"With the help of God and the wisdom of Rick's counsel we were given a new life, a new marriage, and a release from the bonds of my addiction - one day at a time. If there is anything I hope to convey it is this - you, your spouse, and your marriage can not only survive sexual addiction but each of you and your marriage can grow and become far better than anything you, of yourself, can imagine. "

B.R.
Austin, Texas

Susie and Jack


A story of Hope from One of Our "Mentorship Couples"

My name is Jack Graham and this is my wife Suzie. We are here tonight to share with you our testimony about what God has done in our lives…the miracles He performed in both Suzie and I. He has taken our mess and given us a message…we pray that you will find hope, comfort, and encouragement through these words.

"Praise be to the God and Father of our Lord Jesus Christ, the Father of compassion and the God of all comfort, who comforts us in all our troubles, so that we can comfort those in any trouble with the comfort we ourselves have received from God" (2 Corinthians 3:4) 

Suzie: This was my life…being married for 14 years with no emotional intimacy between my husband and me.

This was my life…going to bed by myself every night while Jack stayed up all hours viewing pornography and corresponding in chat rooms.

This was my life…not being able to trust my husband sexually with my body because of his disrespectful lust and desires.

This was my life…sex being long and drawn out because Jack could not sustain an erection - his body could not keep up with his fantasies.

This was my life…going out of town once a week to help my elderly grandparents while Jack secretly took advantage of this time to fulfill his sexual addictive behaviors.
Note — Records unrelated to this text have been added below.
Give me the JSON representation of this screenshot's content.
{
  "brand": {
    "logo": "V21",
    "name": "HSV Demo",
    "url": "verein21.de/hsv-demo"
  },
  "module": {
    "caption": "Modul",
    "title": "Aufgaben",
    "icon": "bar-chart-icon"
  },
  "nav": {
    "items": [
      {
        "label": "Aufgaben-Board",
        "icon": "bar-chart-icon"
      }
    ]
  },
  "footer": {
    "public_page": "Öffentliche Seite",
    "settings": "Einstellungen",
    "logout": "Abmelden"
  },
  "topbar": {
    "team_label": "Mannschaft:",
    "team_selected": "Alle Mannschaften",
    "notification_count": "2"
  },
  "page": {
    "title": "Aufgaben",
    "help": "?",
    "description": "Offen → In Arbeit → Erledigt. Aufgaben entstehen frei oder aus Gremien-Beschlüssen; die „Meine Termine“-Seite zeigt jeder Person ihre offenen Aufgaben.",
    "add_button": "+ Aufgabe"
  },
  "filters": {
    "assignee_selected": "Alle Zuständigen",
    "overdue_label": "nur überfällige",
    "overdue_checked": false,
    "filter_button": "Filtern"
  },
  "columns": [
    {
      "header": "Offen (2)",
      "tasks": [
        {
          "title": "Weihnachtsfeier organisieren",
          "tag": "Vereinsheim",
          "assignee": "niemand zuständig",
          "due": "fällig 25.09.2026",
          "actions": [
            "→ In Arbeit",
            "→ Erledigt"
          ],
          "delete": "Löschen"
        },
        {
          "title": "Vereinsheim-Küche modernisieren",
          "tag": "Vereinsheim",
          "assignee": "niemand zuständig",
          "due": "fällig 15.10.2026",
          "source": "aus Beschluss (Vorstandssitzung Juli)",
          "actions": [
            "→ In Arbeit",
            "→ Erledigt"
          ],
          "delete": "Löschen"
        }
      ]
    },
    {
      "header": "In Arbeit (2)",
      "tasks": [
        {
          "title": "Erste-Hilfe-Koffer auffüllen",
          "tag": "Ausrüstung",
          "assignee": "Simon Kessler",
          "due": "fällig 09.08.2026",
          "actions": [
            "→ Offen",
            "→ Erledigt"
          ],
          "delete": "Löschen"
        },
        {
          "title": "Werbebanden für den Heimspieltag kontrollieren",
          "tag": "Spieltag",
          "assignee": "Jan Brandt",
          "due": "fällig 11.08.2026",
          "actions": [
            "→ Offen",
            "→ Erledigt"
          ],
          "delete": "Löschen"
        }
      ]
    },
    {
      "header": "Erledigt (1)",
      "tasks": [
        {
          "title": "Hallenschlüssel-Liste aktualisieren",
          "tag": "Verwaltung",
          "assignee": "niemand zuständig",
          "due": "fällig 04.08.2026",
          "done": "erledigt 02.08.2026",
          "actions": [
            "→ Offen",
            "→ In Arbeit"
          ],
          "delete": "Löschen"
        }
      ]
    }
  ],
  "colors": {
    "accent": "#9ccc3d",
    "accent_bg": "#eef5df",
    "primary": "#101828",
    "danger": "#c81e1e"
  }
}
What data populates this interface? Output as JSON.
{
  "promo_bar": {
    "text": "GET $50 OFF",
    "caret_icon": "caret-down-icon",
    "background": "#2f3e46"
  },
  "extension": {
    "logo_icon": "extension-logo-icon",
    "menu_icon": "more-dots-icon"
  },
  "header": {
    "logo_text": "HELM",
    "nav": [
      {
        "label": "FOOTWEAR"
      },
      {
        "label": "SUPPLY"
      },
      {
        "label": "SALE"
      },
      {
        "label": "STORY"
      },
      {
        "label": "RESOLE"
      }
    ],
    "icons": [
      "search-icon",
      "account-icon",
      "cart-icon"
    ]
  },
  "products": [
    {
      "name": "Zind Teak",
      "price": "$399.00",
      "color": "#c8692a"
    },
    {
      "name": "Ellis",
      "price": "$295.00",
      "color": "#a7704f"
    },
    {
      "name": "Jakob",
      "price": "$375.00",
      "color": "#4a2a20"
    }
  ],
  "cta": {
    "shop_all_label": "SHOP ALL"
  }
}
This was my life until February 4, 2002 when God uncovered Jack's double life. 

"This was my life . . . "

Jack: This was my life… I came from what seemed to be a fairly "normal" family. I was taught right from wrong. I made A's in school, college. I had a good job, married with 3 kids. I provided for my family. I was involved with the kids - soccer coach, school functions I was involved with church - Sunday school teacher, deacon, finance team Didn't really drink or smoke Tried to do things right, honest, sincere

But then again, this was my life too… A life I kept hidden, secret:

Exposed to pornography by the age of 15 Began a daily habit of masturbation, began fantasizing of erotic encounters I developed "wandering eyes"- scanned the room wherever I went - looking for objects of lust…eye candy, just to pass the time… I thought it was all harmless "teenage boy stuff"

By age 18, I had checked out porno movies at XXX shops. I moved on to topless bars. At first, no big attraction, just something to do, something on the edge, excitement. I would find myself going back again and again. It was like getting high and I had to have that sensation whenever I was mad, sad, unhappy, etc. But I still thought of all of this as fairly normal "guy stuff".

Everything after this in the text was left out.